You should pay careful attention to how your boss acts and what he says while you are on leave or when you return. You should make sure to document anything that sounds as though it may be incriminating or if it makes you uncomfortable or suspicious. Keeping a journal can benefit you in this case. As long as you have meticulously detailed the retaliation and the circumstances surrounding the mistreatment, you will have ample evidence. Bear in mind, too, that coworker testimony will also come in handy for you. As long as you have other perspectives and support, you will be able to prove that you were retaliated against with more certainty. It will also be beneficial if you go to the Human Resources department at your company to file a complaint. You can keep a copy of any receipt or email they send to you and make sure to keep notes about the meeting. If a discussion comes up, you can take notes or record it. At the very least, you should consult with an employment attorney who can help you determine if the retaliation, discrimination, harassment, or mistreatment you suffered after you took leave was illegal. A lawyer can tell you whether or not you have ample grounds for a case and what path or actions you should take.
Who is Liable for Retaliation Under CFRA?

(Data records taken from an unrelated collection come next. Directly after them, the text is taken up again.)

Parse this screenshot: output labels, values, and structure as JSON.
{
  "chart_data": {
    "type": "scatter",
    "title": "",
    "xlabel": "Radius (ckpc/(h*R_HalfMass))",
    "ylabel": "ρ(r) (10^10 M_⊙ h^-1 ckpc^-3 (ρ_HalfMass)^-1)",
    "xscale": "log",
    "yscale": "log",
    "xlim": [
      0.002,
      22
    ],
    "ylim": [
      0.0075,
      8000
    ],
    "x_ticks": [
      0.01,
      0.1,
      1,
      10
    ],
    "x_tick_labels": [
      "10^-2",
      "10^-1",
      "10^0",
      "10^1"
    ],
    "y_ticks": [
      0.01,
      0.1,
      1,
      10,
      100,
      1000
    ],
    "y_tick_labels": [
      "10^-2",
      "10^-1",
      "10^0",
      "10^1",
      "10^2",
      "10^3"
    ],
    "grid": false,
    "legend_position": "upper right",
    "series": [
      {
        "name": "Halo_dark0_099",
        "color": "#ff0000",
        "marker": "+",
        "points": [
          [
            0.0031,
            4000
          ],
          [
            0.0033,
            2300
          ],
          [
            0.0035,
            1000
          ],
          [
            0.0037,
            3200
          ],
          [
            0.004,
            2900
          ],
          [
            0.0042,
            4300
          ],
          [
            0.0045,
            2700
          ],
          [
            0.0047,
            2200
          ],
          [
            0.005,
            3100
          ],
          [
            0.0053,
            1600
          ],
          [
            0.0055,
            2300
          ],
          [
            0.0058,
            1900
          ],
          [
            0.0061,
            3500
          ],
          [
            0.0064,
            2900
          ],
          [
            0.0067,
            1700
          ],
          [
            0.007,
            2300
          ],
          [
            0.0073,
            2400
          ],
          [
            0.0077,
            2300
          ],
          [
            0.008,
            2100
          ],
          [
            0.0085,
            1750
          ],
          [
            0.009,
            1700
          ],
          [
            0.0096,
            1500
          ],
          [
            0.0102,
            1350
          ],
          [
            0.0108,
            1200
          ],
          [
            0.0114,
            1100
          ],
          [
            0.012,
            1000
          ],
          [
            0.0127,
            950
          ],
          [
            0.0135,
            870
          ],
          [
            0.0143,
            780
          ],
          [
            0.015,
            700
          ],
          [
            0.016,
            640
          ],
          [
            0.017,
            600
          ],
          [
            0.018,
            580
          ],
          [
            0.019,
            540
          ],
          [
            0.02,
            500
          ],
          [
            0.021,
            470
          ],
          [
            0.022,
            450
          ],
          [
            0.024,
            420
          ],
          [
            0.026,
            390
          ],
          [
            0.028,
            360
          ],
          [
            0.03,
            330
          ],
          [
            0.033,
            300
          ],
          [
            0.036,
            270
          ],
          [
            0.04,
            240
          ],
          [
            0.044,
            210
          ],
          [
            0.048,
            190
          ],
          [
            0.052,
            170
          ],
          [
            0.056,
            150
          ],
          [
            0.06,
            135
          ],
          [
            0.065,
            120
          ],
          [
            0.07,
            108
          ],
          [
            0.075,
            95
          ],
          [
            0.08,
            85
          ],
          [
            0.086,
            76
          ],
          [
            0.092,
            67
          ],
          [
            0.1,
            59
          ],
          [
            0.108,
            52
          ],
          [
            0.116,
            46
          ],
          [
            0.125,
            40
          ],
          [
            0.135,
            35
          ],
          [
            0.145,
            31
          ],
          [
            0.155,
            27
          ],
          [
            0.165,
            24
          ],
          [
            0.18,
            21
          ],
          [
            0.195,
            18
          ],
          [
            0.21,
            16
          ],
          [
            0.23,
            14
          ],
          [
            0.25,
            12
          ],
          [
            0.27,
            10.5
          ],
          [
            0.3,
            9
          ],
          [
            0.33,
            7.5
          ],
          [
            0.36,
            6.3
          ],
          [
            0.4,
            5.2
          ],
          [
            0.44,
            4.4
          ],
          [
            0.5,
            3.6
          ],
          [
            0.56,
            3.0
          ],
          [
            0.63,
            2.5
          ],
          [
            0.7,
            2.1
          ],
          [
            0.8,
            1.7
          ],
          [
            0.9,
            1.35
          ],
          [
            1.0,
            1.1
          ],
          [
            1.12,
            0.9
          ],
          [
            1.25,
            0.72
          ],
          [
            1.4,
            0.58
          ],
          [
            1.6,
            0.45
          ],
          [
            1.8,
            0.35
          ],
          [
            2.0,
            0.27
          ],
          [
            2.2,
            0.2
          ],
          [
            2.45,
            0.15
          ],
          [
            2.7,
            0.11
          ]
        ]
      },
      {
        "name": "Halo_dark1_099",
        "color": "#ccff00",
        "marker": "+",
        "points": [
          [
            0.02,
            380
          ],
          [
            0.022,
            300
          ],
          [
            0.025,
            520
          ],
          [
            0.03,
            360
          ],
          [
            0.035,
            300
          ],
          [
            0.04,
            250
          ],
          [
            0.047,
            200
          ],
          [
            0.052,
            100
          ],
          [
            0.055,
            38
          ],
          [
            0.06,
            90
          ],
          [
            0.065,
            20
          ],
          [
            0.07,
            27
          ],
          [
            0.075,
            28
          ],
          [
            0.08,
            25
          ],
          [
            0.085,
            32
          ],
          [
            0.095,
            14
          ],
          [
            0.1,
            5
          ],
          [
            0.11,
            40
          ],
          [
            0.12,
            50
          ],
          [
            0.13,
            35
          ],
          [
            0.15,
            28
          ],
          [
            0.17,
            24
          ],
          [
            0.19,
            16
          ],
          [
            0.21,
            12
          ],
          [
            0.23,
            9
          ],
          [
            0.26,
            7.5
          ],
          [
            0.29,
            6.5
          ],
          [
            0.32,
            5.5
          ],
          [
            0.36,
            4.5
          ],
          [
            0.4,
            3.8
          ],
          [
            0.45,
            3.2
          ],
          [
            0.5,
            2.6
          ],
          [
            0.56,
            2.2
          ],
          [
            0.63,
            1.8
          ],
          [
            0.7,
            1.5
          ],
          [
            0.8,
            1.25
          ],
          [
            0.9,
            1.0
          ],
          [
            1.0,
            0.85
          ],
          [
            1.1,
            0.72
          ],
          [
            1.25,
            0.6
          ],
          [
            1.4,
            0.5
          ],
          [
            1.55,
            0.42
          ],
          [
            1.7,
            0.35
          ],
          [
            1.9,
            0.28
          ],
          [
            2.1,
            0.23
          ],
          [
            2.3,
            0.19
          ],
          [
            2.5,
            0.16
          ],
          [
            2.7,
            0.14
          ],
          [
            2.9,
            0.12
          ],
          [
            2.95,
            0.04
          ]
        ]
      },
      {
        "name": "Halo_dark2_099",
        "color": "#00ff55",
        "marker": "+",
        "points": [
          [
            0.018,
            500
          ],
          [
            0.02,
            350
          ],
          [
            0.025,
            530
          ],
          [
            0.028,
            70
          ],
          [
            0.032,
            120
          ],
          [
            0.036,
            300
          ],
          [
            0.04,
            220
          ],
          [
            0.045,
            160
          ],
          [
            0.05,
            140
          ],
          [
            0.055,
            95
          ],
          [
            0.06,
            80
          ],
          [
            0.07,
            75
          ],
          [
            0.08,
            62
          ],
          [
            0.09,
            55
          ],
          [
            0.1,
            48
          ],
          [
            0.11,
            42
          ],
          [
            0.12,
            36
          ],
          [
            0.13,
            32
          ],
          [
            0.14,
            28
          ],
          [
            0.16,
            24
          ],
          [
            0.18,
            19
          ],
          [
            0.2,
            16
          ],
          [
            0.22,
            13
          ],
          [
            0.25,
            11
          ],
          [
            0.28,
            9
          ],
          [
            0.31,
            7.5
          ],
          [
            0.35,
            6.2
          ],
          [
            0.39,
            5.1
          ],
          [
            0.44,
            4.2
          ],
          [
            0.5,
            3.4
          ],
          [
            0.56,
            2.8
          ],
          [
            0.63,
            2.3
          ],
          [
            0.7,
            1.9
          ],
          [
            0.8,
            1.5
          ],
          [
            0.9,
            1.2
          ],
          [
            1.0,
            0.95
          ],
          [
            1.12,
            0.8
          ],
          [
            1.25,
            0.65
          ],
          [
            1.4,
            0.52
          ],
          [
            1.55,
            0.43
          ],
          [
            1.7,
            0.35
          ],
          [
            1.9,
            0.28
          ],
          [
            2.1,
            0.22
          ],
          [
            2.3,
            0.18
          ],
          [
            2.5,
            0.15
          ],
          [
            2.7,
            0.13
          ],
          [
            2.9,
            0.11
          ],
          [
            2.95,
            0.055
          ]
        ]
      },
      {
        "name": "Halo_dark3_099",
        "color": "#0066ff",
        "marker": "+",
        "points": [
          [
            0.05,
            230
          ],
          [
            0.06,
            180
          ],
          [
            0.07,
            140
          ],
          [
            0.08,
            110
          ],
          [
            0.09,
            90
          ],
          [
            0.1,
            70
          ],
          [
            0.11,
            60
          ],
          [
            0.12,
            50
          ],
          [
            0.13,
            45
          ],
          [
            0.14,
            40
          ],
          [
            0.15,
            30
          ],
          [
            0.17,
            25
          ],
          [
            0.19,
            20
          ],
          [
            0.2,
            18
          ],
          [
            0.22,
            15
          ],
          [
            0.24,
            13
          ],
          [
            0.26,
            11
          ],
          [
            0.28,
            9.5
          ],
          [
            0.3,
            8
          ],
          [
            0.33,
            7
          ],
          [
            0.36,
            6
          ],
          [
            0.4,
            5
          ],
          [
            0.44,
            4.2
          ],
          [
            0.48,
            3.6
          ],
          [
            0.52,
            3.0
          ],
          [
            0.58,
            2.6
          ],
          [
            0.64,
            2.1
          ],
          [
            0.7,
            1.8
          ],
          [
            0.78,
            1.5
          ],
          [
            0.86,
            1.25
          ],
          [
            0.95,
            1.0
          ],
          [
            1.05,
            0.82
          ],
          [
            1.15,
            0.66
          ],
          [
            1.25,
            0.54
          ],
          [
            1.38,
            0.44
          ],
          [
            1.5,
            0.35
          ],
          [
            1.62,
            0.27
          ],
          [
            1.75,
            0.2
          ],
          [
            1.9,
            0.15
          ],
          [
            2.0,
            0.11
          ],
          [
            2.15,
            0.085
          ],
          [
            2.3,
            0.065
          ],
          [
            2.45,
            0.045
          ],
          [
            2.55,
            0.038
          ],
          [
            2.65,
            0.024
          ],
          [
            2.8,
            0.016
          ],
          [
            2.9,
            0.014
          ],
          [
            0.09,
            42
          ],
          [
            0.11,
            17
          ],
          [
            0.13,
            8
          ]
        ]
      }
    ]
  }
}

The CFRA applies to private employers. Therefore, your boss cannot legally retaliate against you if you take leave that is acceptable and falls under the CFRA or FMLA. If he does, he can be held accountable for the ensuing losses and damages.
What are forms of compensation I can receive if I file a retaliation claim against my employer?
As a victim of employment discrimination and retaliation, you can receive numerous types of compensation from your company. You may be able to secure wages from both the past and the future if you were fired in retaliation, for example. This lost income can be calculated by your base salary and by using previous paychecks and bonuses to determine the additional sums. Additionally, although it is not necessarily monetary compensation, you could have your old job reinstated if you were wrongfully fired. There is also the opportunity for you to receive pain and suffering damages. These are generally handed out to cover emotional trauma, PTSD, and other mental anguish. They are not as simple to win as lost wages, though, which merely require pay stubs. Moreover, your employer may have acted with such disregard for you or in such a deliberate manner that you could receive punitive damages. These are additional amounts of money specifically meant to punish the employer, but they are seldom handed out and can only be won by a skilled employer lawyer with experience in retaliation claims.
What is the statute of limitations for a retaliation claim?
The statute of limitations is the time limit during which you can actively file a lawsuit. If you do not file a claim within that period of time, you will be unable to do so in the future and will be barred from receiving compensation. Therefore, it is your best interest to file a lawsuit as quickly as possible, especially in employment cases where the statute of limitations is naturally much lower than in injury claims. If you wish to file a claim through the Equal Employment Opportunity Commission (EEOC), a Federal entity, you have 180 days from the retaliation to do so. However, if there is a state agency that can investigate the claim and you can go through that organization, the statute is extended to300 days. In California, this is the Department of Fair Employment and Housing (DFEH). However, if you are trying to sue a government agency, the time limit is further reduced to 45 days. Your lawyer can gather the information and evidence you have about the retaliation and submit it to the necessary organization. There will then be an investigation; if you receive a right to sue letter, you can swiftly take legal action, and you have 90 days from the receipt of the letter to do so. Unfortunately, many workers forget about the statute of limitations or ignore it, and wind up missing the opportunity to sue. This is the chief cause of missed lawsuits and unpaid claims – not adhering to the statute of limitations.